[PATCH] test-lib: ignore uninteresting LSan output

Jeff King <peff@xxxxxxxx> · Mon, 28 Aug 2023 14:37:35 -0400

On Mon, Aug 28, 2023 at 11:24:50AM -0700, Junio C Hamano wrote:

> Jeff King <peff@xxxxxxxx> writes:
> 
> > I do think we should apply the racy-thread log fix, though. I thought we
> > had discussed it at the time, but there doesn't seem to be anything in
> > the archive. And I was willing to let it go as a weird one-off at the
> > time, but now that it wasted another 30 minutes of my life discovering
> > the problem again, I'm in favor of applying it.
> >
> > Whether it happens as part of your re-rolled series, or is applied
> > separately, I am OK either way. :)
> 
> Whether it comes from you or Taylor, I do favor to see it as a new
> message at lore archive than having to fish an older message from it
> ;-)

I re-sent it already as part of this thread. But I guess the definition
of "older" may depend on whether you were paying attention to the thread
at that point. ;)

Here it is again. Let's just consider it as its own topic. There is
nothing in Taylor's series that depends on it (it's just that it was
useful for me to reproduce his findings).

-- >8 --
Subject: [PATCH] test-lib: ignore uninteresting LSan output

When I run the tests in leak-checking mode the same way our CI job does,
like:

  make SANITIZE=leak \
       GIT_TEST_PASSING_SANITIZE_LEAK=true \
       GIT_TEST_SANITIZE_LEAK_LOG=true \
       test

then LSan can racily produce useless entries in the log files that look
like this:

  ==git==3034393==Unable to get registers from thread 3034307.

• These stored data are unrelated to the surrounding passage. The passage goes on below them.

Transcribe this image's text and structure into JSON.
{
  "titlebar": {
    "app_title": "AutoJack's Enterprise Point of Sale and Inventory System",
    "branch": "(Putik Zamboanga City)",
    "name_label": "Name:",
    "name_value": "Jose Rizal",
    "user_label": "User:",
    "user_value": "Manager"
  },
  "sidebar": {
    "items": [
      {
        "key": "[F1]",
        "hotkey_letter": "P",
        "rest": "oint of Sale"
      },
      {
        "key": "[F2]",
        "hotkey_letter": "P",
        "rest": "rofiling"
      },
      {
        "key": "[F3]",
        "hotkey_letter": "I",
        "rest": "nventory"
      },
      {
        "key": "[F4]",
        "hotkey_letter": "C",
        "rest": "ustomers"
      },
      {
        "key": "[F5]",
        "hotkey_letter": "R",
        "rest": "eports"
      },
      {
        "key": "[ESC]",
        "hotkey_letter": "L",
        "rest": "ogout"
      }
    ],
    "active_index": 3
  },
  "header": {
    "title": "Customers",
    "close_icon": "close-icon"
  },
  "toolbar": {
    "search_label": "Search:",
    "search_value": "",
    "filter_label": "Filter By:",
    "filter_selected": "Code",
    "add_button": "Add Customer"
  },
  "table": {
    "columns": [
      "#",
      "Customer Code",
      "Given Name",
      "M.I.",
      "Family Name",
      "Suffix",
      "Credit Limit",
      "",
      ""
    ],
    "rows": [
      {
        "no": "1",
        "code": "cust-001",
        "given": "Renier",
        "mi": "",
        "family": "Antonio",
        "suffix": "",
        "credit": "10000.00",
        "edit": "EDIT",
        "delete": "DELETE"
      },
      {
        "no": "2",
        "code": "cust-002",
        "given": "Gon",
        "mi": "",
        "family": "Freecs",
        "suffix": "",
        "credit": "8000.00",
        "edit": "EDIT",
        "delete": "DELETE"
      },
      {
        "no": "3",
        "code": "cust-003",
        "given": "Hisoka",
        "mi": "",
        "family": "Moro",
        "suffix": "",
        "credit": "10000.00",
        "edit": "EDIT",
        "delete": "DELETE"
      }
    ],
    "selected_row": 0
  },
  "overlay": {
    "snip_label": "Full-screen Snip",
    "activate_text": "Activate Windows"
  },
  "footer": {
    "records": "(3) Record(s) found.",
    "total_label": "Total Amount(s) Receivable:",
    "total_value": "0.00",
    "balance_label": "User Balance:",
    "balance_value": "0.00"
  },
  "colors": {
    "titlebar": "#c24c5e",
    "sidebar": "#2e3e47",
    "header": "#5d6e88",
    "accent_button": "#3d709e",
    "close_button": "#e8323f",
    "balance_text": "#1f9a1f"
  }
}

I think they're mostly harmless based on the source here:

  https://github.com/llvm/llvm-project/blob/7e0a52e8e9ef6394bb62e0b56e17fa23e7262411/compiler-rt/lib/lsan/lsan_common.cpp#L414

which reads:

    PtraceRegistersStatus have_registers =
        suspended_threads.GetRegistersAndSP(i, &registers, &sp);
    if (have_registers != REGISTERS_AVAILABLE) {
      Report("Unable to get registers from thread %llu.\n", os_id);
      // If unable to get SP, consider the entire stack to be reachable unless
      // GetRegistersAndSP failed with ESRCH.
      if (have_registers == REGISTERS_UNAVAILABLE_FATAL)
        continue;
      sp = stack_begin;
    }

The program itself still runs fine and LSan doesn't cause us to abort.
But test-lib.sh looks for any non-empty LSan logs and marks the test as
a failure anyway, under the assumption that we simply missed the failing
exit code somehow.

I don't think I've ever seen this happen in the CI job, but running
locally using clang-14 on an 8-core machine, I can't seem to make it
through a full run of the test suite without having at least one
failure. And it's a different one every time (though they do seem to
often be related to packing tests, which makes sense, since that is one
of our biggest users of threaded code).

We can hack around this by only counting LSan log files that contain a
line that doesn't match our known-uninteresting pattern.

Signed-off-by: Jeff King <peff@xxxxxxxx>
---
 t/test-lib.sh | 1 +
 1 file changed, 1 insertion(+)

diff --git a/t/test-lib.sh b/t/test-lib.sh
index 293caf0f20..5ea5d1d62a 100644
--- a/t/test-lib.sh
+++ b/t/test-lib.sh
@@ -334,6 +334,7 @@ nr_san_dir_leaks_ () {
 	find "$TEST_RESULTS_SAN_DIR" \
 		-type f \
 		-name "$TEST_RESULTS_SAN_FILE_PFX.*" 2>/dev/null |
+	xargs grep -lv "Unable to get registers from thread" |
 	wc -l
 }
 
-- 
2.42.0.448.g0caf9a9e14